Trotz Tempo-30-Zone und Durchfahrtsverbot für Lkw werde auf der schmalen Wohnstraße meist schneller gefahren, Drängeln und unerlaubtes Parken seien an der Tagesordnung und gerade für Schulkinder und ältere Menschen sei der Alltag aufgrund enger Gehwege zunehmend riskant. Diese Kritik Straße traf auf ein Echo, das weit über die Greifswalder Straße hinausgeht. Auf unseren Facebook- sowie Instagram-Account und per Email meldeten sich zahlreiche Mahlsdorferinnen und Mahlsdorfer zu Wort – mit ähnlich besorgniserregenden Schilderungen aus ihren eigenen Straßen. Ein besonders häufig genanntes Beispiel ist die Hönower Straße. Anwohner berichten von gefährlichen Überholmanövern auf dem langen Abschnitt zwischen dem Kreisverkehr am Jacques-Offenbach-Platz und der Kreuzung mit der Riesaer Straße. In den Morgenstunden habe man „das Gefühl, dass Autos mit knapp 100 km/h die Straße entlangführen“, heißt es.


Doch nicht nur Hauptverkehrsadern stehen im Fokus. Besonders eindrücklich sind die Zuschriften aus einer kleinen Wohnstraße im Bereich zwischen B1 und Treskowstraße. Der Straße Am Kornfeld, ganz im Westen von Mahlsdorf an der Grenze zu Kaulsdorf. Hier schildern Anwohner eine Situation, die „seit sehr langer Zeit mit einer sehr ähnlichen, wie in der Greifswalder Straße, inzwischen aber dramatisch zugespitzten Situation konfrontiert“ ist. „Unsere Straße ist ebenfalls als 30er-Zone ausgewiesen. Doch diese Regelung existiert faktisch nur auf dem Papier, kaum jemand hält sich daran.“


Kritisch sei vor allem der Abschnitt zwischen Treskowstraße und Wilhelmsmühlenweg. Um die staubelastete Kreuzung B1/Hönower Straße zu umfahren, biegen von der B1 kommend zahlreiche Verkehrsteilnehmer in Am Kornfeld ein und fahren durchs Wohngebiet über die Treskowstraße bis zur Kreuzung gegenüber des Rewe-Supermarkts am Bahnhof. Von Norden kommend läuft die Umfahrung/Abkürzung über den Wilhelmsmühlenweg und schließlich Am Kornfeld zur B1.

Seit dem Wasserrohrbruch in der Hönower Straße ist es noch schlimmer. „Tag für Tag rollen nun große Lkw teils mit Anhängern, BVG-Busse und ein nahezu ununterbrochener Strom von Autos durch ein Gebiet, das niemals für diese Belastung ausgelegt war“, so ein Anwohner gegenüber „Alles Mahlsdorf“. Die Beschleunigung der Fahrzeuge und die regelmäßig ignorierten Geschwindigkeitsbegrenzungen machten den Weg zur Schule oder zum Kindergarten zu einem täglichen Risiko.
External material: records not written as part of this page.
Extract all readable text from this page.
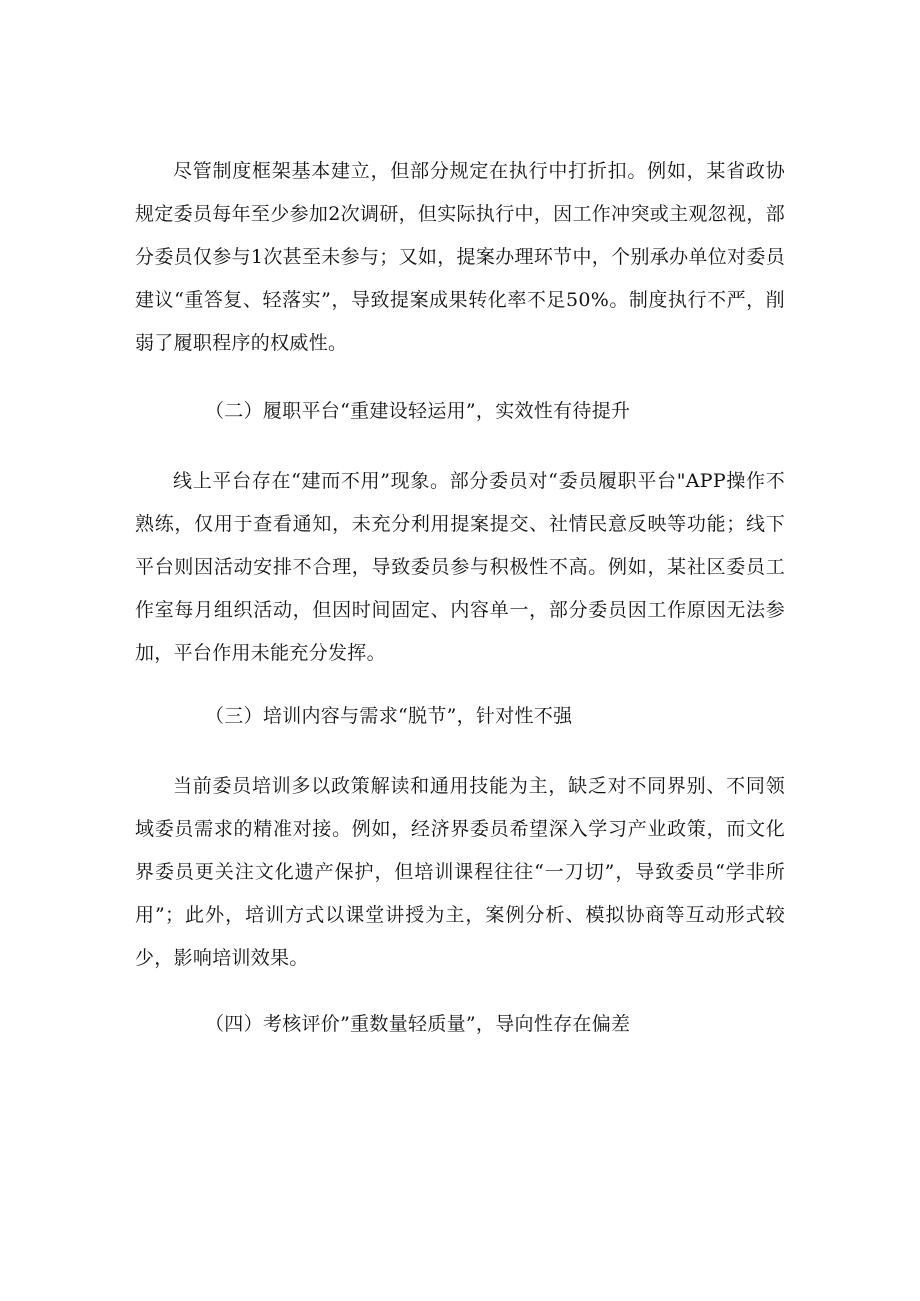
尽管制度框架基本建立，但部分规定在执行中打折扣。例如，某省政协规定委员每年至少参加2次调研，但实际执行中，因工作冲突或主观忽视，部分委员仅参与1次甚至未参与；又如，提案办理环节中，个别承办单位对委员建议“重答复、轻落实”，导致提案成果转化率不足50%。制度执行不严，削弱了履职程序的权威性。

（二）履职平台“重建设轻运用”，实效性有待提升

线上平台存在“建而不用”现象。部分委员对“委员履职平台"APP操作不熟练，仅用于查看通知，未充分利用提案提交、社情民意反映等功能；线下平台则因活动安排不合理，导致委员参与积极性不高。例如，某社区委员工作室每月组织活动，但因时间固定、内容单一，部分委员因工作原因无法参加，平台作用未能充分发挥。

（三）培训内容与需求“脱节”，针对性不强

当前委员培训多以政策解读和通用技能为主，缺乏对不同界别、不同领域委员需求的精准对接。例如，经济界委员希望深入学习产业政策，而文化界委员更关注文化遗产保护，但培训课程往往“一刀切”，导致委员“学非所用”；此外，培训方式以课堂讲授为主，案例分析、模拟协商等互动形式较少，影响培训效果。

（四）考核评价”重数量轻质量”，导向性存在偏差
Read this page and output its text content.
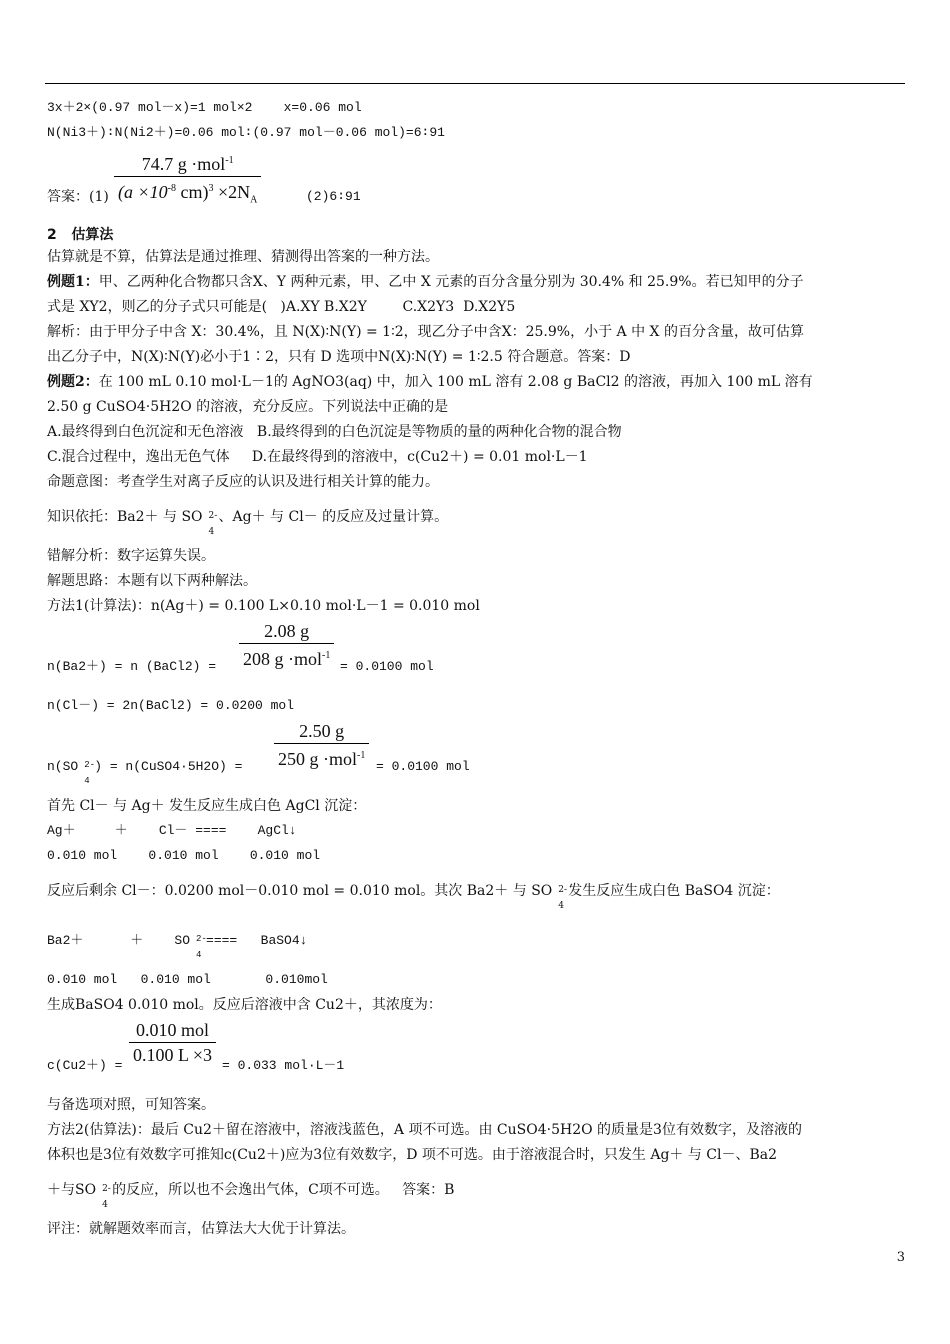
3x＋2×(0.97 mol－x)=1 mol×2    x=0.06 mol
N(Ni3＋)∶N(Ni2＋)=0.06 mol∶(0.97 mol－0.06 mol)=6∶91
答案：(1)
74.7 g ·mol$^{-1}$
($a \times 10^{-8}$ $cm)^3 \times 2N_A$	(2)6∶91
2   估算法
估算就是不算，估算法是通过推理、猜测得出答案的一种方法。
例题1：甲、乙两种化合物都只含X、Y 两种元素，甲、乙中 X 元素的百分含量分别为 30.4% 和 25.9%。若已知甲的分子
式是 XY2，则乙的分子式只可能是(   )A.XY B.X2Y        C.X2Y3  D.X2Y5
解析：由于甲分子中含 X：30.4%，且 N(X)∶N(Y) = 1∶2，现乙分子中含X：25.9%，小于 A 中 X 的百分含量，故可估算
出乙分子中，N(X)∶N(Y)必小于1∶2，只有 D 选项中N(X)∶N(Y) = 1∶2.5 符合题意。答案：D
例题2：在 100 mL 0.10 mol·L－1的 AgNO3(aq) 中，加入 100 mL 溶有 2.08 g BaCl2 的溶液，再加入 100 mL 溶有
2.50 g CuSO4·5H2O 的溶液，充分反应。下列说法中正确的是
A.最终得到白色沉淀和无色溶液   B.最终得到的白色沉淀是等物质的量的两种化合物的混合物
C.混合过程中，逸出无色气体     D.在最终得到的溶液中，c(Cu2＋) = 0.01 mol·L－1
命题意图：考查学生对离子反应的认识及进行相关计算的能力。
知识依托：Ba2＋ 与 SO 2-
4
、Ag＋ 与 Cl－ 的反应及过量计算。
错解分析：数字运算失误。
解题思路：本题有以下两种解法。
方法1(计算法)：n(Ag＋) = 0.100 L×0.10 mol·L－1 = 0.010 mol
n(Ba2＋) = n (BaCl2) =
2.08 g
208 g ·mol$^{-1}$
= 0.0100 mol
n(Cl－) = 2n(BaCl2) = 0.0200 mol
n(SO 2-
4
) = n(CuSO4·5H2O) =
2.50 g
250 g ·mol$^{-1}$
= 0.0100 mol
首先 Cl－ 与 Ag＋ 发生反应生成白色 AgCl 沉淀：
Ag＋     ＋    Cl－ ====    AgCl↓
0.010 mol    0.010 mol    0.010 mol
反应后剩余 Cl－：0.0200 mol－0.010 mol = 0.010 mol。其次 Ba2＋ 与 SO 2-
4
发生反应生成白色 BaSO4 沉淀：
Ba2＋      ＋    SO 2-
4
====   BaSO4↓
0.010 mol   0.010 mol       0.010mol
生成BaSO4 0.010 mol。反应后溶液中含 Cu2＋，其浓度为：
c(Cu2＋) =
0.010 mol
0.100 L ×3
= 0.033 mol·L－1
与备选项对照，可知答案。
方法2(估算法)：最后 Cu2＋留在溶液中，溶液浅蓝色，A 项不可选。由 CuSO4·5H2O 的质量是3位有效数字，及溶液的
体积也是3位有效数字可推知c(Cu2＋)应为3位有效数字，D 项不可选。由于溶液混合时，只发生 Ag＋ 与 Cl－、Ba2
＋与SO 2-
4
的反应，所以也不会逸出气体，C项不可选。   答案：B
评注：就解题效率而言，估算法大大优于计算法。
3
Die Bewohner haben begonnen, den Verkehr zu dokumentieren – und zählen auf dem schmalen Straßenabschnitt bis zu 420 Fahrzeuge pro Stunde. Das führe zu einer erheblichen Lärmbelastung, einem deutlich erhöhten Unfallrisiko und einem spürbaren Verlust an Lebensqualität. Besonders bitter: Die Anwohner erinnern daran, dass sie in den 1990er Jahren über das Straßenausbaubeitragsgesetz selbst zum Ausbau dieser Straße finanziell herangezogen worden seien, nun trotz dieser Investition die negativen Folgen des ungezügelten Durchgangsverkehrs tragen müssten. Zusätzlich berichten sie von Verstößen gegen Verkehrsregeln, etwa dass Fahrzeuge entgegen der Regelung der Einbahnstraße von der Hönower Straße in die Treskowstraße einbiegen. Die geringe Fahrbahnbreite, an manchen Stellen nur vier Meter, an anderen höchstens knapp 5,80 Meter sei weder für den Busverkehr noch für den Schwerlastverkehr ausgelegt, der hier täglich unterwegs sei. Bisherige Beschwerden bei der BVG und der Polizei hätten keine spürbare Entlastung gebracht. „Die Polizei wurde bereits kontaktiert, aber es gab dort noch keine Rückmeldung oder konkrete Lösung,“ heißt es in den Zuschriften. Die betroffenen Anwohner empfinden den Zustand nicht als vorübergehendes Phänomen seit der Sperrung einzelner Straßen wie der Hönower Straße, sondern als systematisches Problem, das durch Umleitungen und Pendlerverkehr verstärkt wird.


Die Debatte aus dem nördlichen Mahlsdorf zeigt: Das Thema Verkehrssicherheit und ruhiger Wohnraum ist für viele Bewohner nicht nur Alltagserfahrung, sondern zunehmend ein lokalpolitisches Thema. Während Bezirksamt und Verkehrspolitiker bisher nur punktuelle Maßnahmen nennen, fordern Betroffene nun umfangreichere Lösungen. Von wirklichen Verkehrsberuhigungsmaßnahmen über Kontrollen bis hin zu einer langfristigen Verkehrsplanung, die diese Nebenstraßen vor dem Durchgangsverkehr schützt.

Auch Busse fahren derzeit durch die enge Straße Am Kornfeld.
Anwohner der kleinen Straße berichten von mehr als 400 Fahrzeugen pro Tag, die die Strecke als Abkürzung benutzen.